Setting the Framework for Risk Assessment - Blaise Pascal
Source: Wikipedia
Risk, according to Leibniz, is defined as the probability of loosing. Pascal was one of the first men who formulated a workable framework to assess and quantify natural risk. Based from his letter exchanges with Leibniz and Huygens, Pascal linked the numerical assessment of probability to the presupposition of the immutability of nature in order to forecast the occurrence of an unfortunate event. His ideas were published in 1662 in Logica sive Ars Cogitandi in the context of pondering the character of judgments about future events. He argued that:
...[people] consider only the greatness or importance of the benefit they desire or the disadvantage they fear, without considering in any way the likelihood or probability that this benefit or disadvantage will or will not come about.
Pascal argued that the reasonableness of courses of action should be pondered by weighing the supposed benefits of the (un)desired outcome by the frequency (likelihood) of the events that lead to those outcomes. The framework to measure this had, for Pascal, the same form as when one measures the stakes in a game of chance:
... in order to decide what we ought to do to obtain some good or avoid some harm, it is necessary to consider not only the good or harm in itself, but also the probability that it will or will not occur, and to view geometrically the proportion all these things have when taken together.
and then he clarifies these observations with an example: (Logica, 274-275)
...many people […] are excessively terrified when they hear thunder.... if it is only the danger of death that fills them with their extraordinary fear, it is easy to show that this is unreasonable. It would be an exaggeration to say that one in two million people is killed by a thunderstorm; there is scarcely any kind of violent death less common. Fear of harm ought to be proportional not merely to the gravity of the harm, but also the probability of the event, futurity so to speak, and since there is scarcely any kind of death more rare than death by thunderstorm, there is hardly any which ought to occasion less fear.
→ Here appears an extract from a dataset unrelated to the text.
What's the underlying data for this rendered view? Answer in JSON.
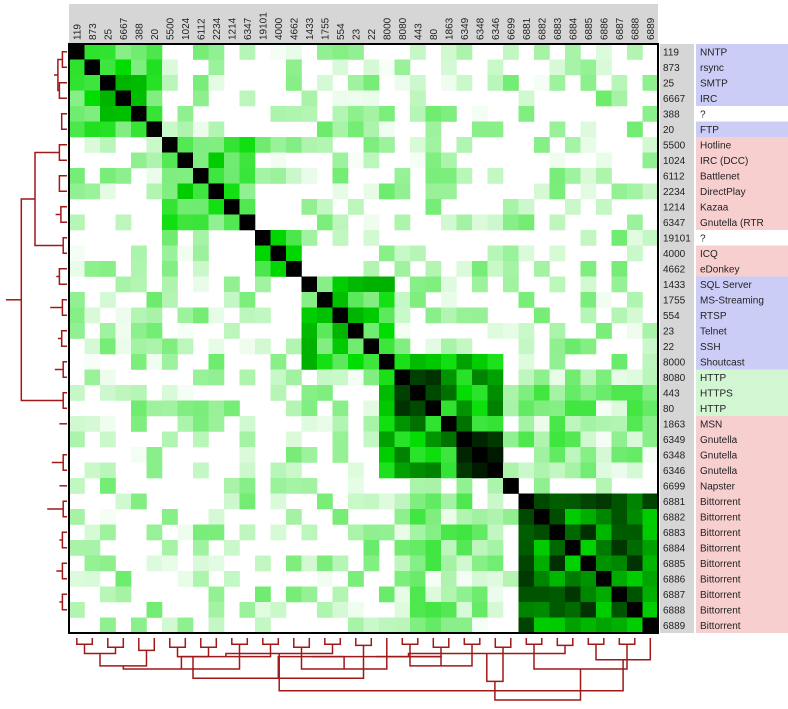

This account risk (fear of harm) connotes a spatiotemporal relation (futurity) which is measured by convolving the probability of concurrence of hazard (infrequent lightning), exposure (person), and the vulnerability (harm when hit by thunderstorm). Conceptually:
Risk ≡ p(Hazard ∩ Exposure)
in which p() is the probability of the conjunction (∩) between the hazard and the exposure. This notation amounts to a ‘latent event’ diagram that will be discussed in a future post.